Sauf que la « nature humaine » de « n’importe qui », cette putain de « nature humaine » qui n’en finit pas de revenir en boucle impose un constat objectif. Y a plein de petits Censeurs qui traînent dans le festival d’Avignon. Ils sont parents de Guillotin, et pour autant qu’ils n’ont pas de guillotine, ils ont des langues : bien pendues, tranchantes, coupantes, acérées. Ils parlent, ils condamnent, ils critiquent, ils exécutent. Certains, devant « n’importe quoi », sortent de la salle avant l’heure. C’est comme ça, « n’importe qui » peut sortir devant « n’importe quoi ». Y a plein de Censeurs qui sortent avant la fin de « n’importe quoi » parce qu’ils n’arrivent pas à connecter le « n’importe quoi » à l’esthétique, le poétique, l’artistique. Ils savent ce que c’est, alors ils savent que parfois « n’importe quoi » ne correspond pas à ce qu’ils ont défini.

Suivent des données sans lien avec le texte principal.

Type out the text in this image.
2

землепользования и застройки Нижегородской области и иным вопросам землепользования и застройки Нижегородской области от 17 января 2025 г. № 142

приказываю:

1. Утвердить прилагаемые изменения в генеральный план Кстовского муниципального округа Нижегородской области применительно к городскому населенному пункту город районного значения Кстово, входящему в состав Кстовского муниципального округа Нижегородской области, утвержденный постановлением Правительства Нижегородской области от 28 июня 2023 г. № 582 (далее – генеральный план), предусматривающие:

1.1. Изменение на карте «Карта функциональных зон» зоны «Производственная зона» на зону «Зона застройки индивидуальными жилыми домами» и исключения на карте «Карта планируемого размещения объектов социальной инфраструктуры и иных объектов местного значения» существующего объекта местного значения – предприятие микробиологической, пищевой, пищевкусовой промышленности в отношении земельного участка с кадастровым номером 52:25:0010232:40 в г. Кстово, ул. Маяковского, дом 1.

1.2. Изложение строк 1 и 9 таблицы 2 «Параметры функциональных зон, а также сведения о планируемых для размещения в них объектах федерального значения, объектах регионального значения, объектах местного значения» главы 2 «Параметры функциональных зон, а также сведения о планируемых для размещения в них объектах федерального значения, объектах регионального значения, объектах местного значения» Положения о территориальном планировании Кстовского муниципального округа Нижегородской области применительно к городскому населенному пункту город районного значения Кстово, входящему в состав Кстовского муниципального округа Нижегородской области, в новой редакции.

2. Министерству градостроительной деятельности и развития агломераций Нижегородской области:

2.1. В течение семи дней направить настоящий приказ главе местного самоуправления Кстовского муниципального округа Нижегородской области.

Au fait, ceux qui restent devant « n’importe quoi » forment finalement un autre groupe qui, par défaut et se déduisant des censeurs, se compose de deux clans. Le premier clan sait ce qu’il regarde et y trouve toutes les qualités qui sont absentes pour les censeurs. Parfois, autour de « n’importe quoi », dans des excès linguistiques qui les caractérisent, ce clan et les censeurs forment la grande famille des adeptes de la controverse qui occupe l’espace dialectique. Ils ne sont finalement pas « n’importe qui » et on l’entend.

Enfin, il y a cet autre clan, qui devant « n’importe quoi » ne sait pas. On ne leur donnera aucun autre nom que les « je ne sais pas ». Les « je ne sais pas », devant « n’importe quoi » aimerait être renseigné. Les censeurs et le premier clan se chargeraient bien de les convaincre, mais les « je ne sais pas » est un clan difficile à persuader.

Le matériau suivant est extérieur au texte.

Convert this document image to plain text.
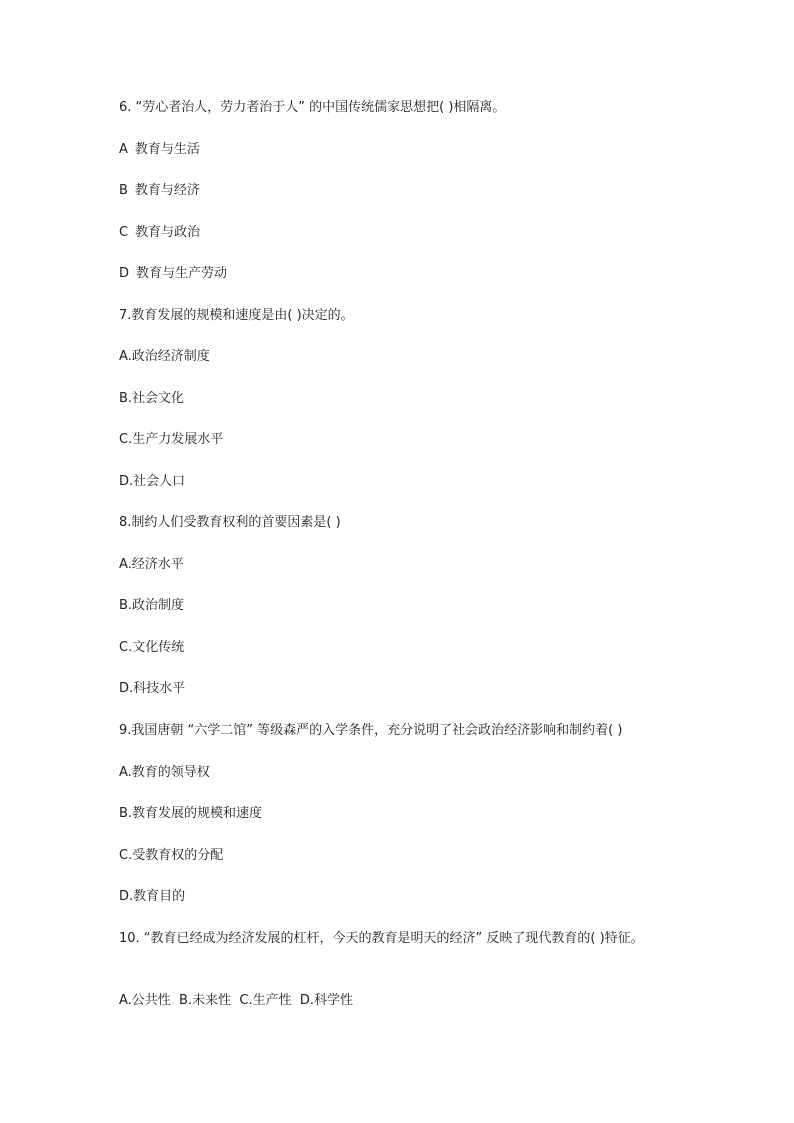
6. “劳心者治人，劳力者治于人” 的中国传统儒家思想把( )相隔离。
A 教育与生活
B 教育与经济
C 教育与政治
D 教育与生产劳动
7.教育发展的规模和速度是由( )决定的。
A.政治经济制度
B.社会文化
C.生产力发展水平
D.社会人口
8.制约人们受教育权利的首要因素是( )
A.经济水平
B.政治制度
C.文化传统
D.科技水平
9.我国唐朝 “六学二馆” 等级森严的入学条件，充分说明了社会政治经济影响和制约着( )
A.教育的领导权
B.教育发展的规模和速度
C.受教育权的分配
D.教育目的
10. “教育已经成为经济发展的杠杆，今天的教育是明天的经济” 反映了现代教育的( )特征。
A.公共性  B.未来性  C.生产性  D.科学性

Les « je ne sais pas » a ainsi regardé Disabled Theater [2]. Il n’en parlera pas. Il n’en pense pas moins, mais ce « n’importe quoi » en l’état, ne lui permet pas de parler. Les « je ne sais pas », par exemple, se demande pourquoi le titre est en anglais. Avant même d’aller plus loin, il s’inquiète de la traduction. Disabled, c’est handicapé. Ça veut dire infirme, invalide, mutilé… « je ne sais pas » s’interroge sur le fard de l’anglais qui vient maquiller le handicap.

« Je ne sais pas » se dit qu’ « on peut toujours voir l’inverse ».

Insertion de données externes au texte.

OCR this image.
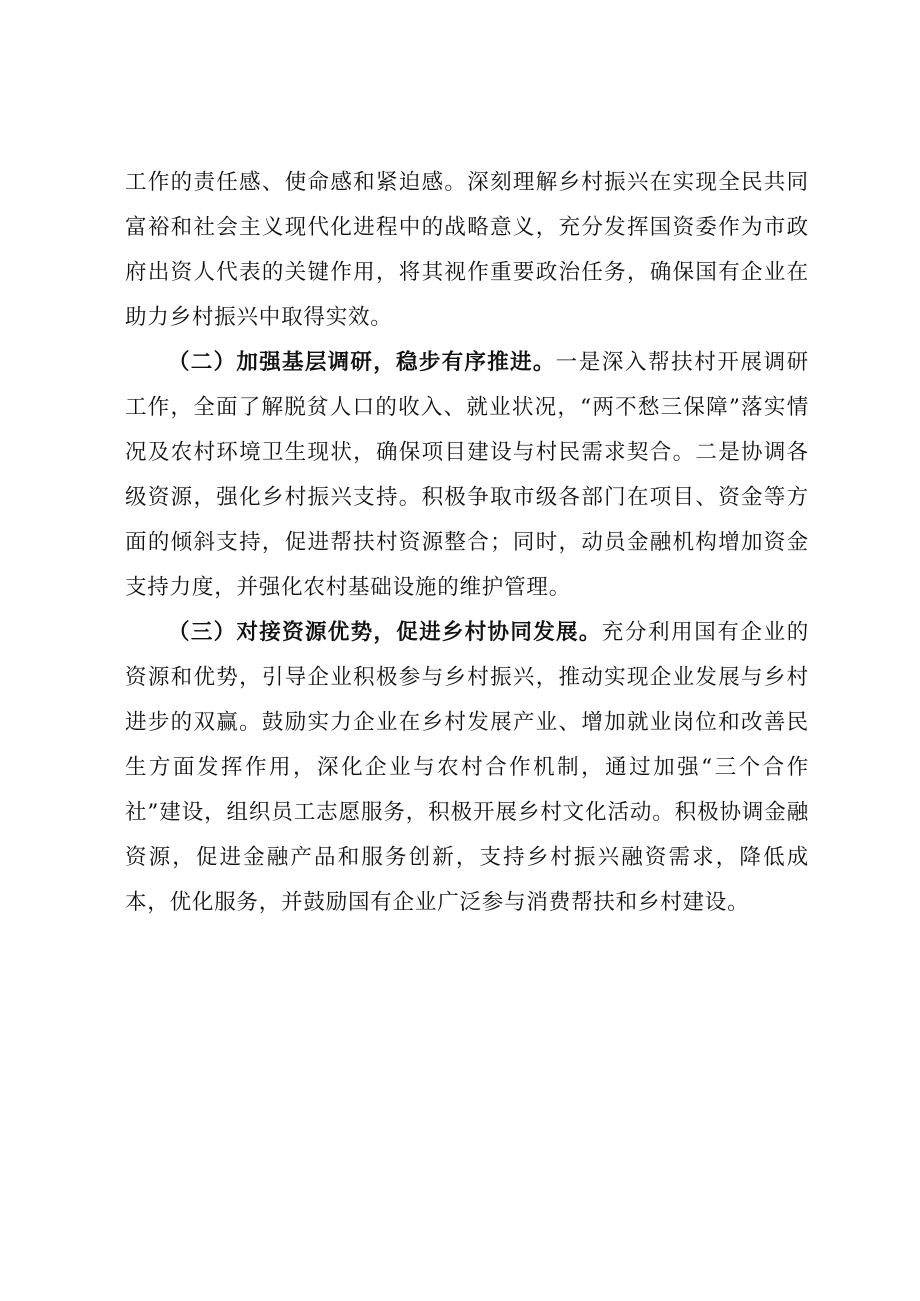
工作的责任感、使命感和紧迫感。深刻理解乡村振兴在实现全民共同富裕和社会主义现代化进程中的战略意义，充分发挥国资委作为市政府出资人代表的关键作用，将其视作重要政治任务，确保国有企业在助力乡村振兴中取得实效。

（二）加强基层调研，稳步有序推进。一是深入帮扶村开展调研工作，全面了解脱贫人口的收入、就业状况，“两不愁三保障”落实情况及农村环境卫生现状，确保项目建设与村民需求契合。二是协调各级资源，强化乡村振兴支持。积极争取市级各部门在项目、资金等方面的倾斜支持，促进帮扶村资源整合；同时，动员金融机构增加资金支持力度，并强化农村基础设施的维护管理。

（三）对接资源优势，促进乡村协同发展。充分利用国有企业的资源和优势，引导企业积极参与乡村振兴，推动实现企业发展与乡村进步的双赢。鼓励实力企业在乡村发展产业、增加就业岗位和改善民生方面发挥作用，深化企业与农村合作机制，通过加强“三个合作社”建设，组织员工志愿服务，积极开展乡村文化活动。积极协调金融资源，促进金融产品和服务创新，支持乡村振兴融资需求，降低成本，优化服务，并鼓励国有企业广泛参与消费帮扶和乡村建设。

[1Raimund Hoghe, Pina Bausch Histoire du théâtre dansé, l’Arche, 1987, p. 18

[2[2] Juillet 2012, salle Benoist XII, dans le cadre du festival d’Avignon, Jérome Bel proposait Disabled. Une pièce où il met en scène onze personnes (entre 19 ans et 42 ans) qui souffrent de troubles psychiques ou comportementaux, et sont atteintes de trizomie 21, dans des formes plus ou moins aigües. Bel, rappelle qu’on parle à leur endroit de syndrome de Down ou de mongolisme (péjoratif). Il s’agit d’une maladie génétique dont les signes communs se manifestent par un retard et un déficit du développement cognitif, associé à des modifications morphologiques. Le médecin britanique John Langdon Down (1828-1896) écrivait à leur propos, dans Observations sur une classification éthnique des idiots, de la manière suivante : « La face est plate et large, et dénuée de proéminence. Les joues sont rondes et élargies latéralement. Les yeux sont placés en oblique, et les canthi internes sont anormalement distants l’un de l’autre. La fissure palpébrale est très étroite. Le front est plissé transversalement [...] Les lèvres sont larges et épaisses avec des fissures transversales. La langue est longue, épaisse, et râpeuse. Le nez est petit. La peau a une teinte légèrement jaunâtre, déficiente en élasticité, donnant l’apparence d’être trop large pour le corps [...] il ne peut y avoir aucun doute que ces caractéristiques ethniques sont le résultats d’une dégénérescence [...] Le type mongolien d’idiotie représente plus de 10 pour cent des cas qui se sont présentés à moi. Ce sont toujours des idiots congénitaux, et jamais la conséquence d’accidents après la vie intra-utérine [...] Ils ont une capacité considérable d’imitation [...] Ils sont comiques [...] Ils sont habituellement capables de parler ; le langage est simplet et indistinct, mais peut être amélioré grandement par une méthode bien dirigée de gymnastique de la langue. La faculté de coordination est anormale, mais pas si défectueuse qu’elle ne puisse être grandement renforcée ».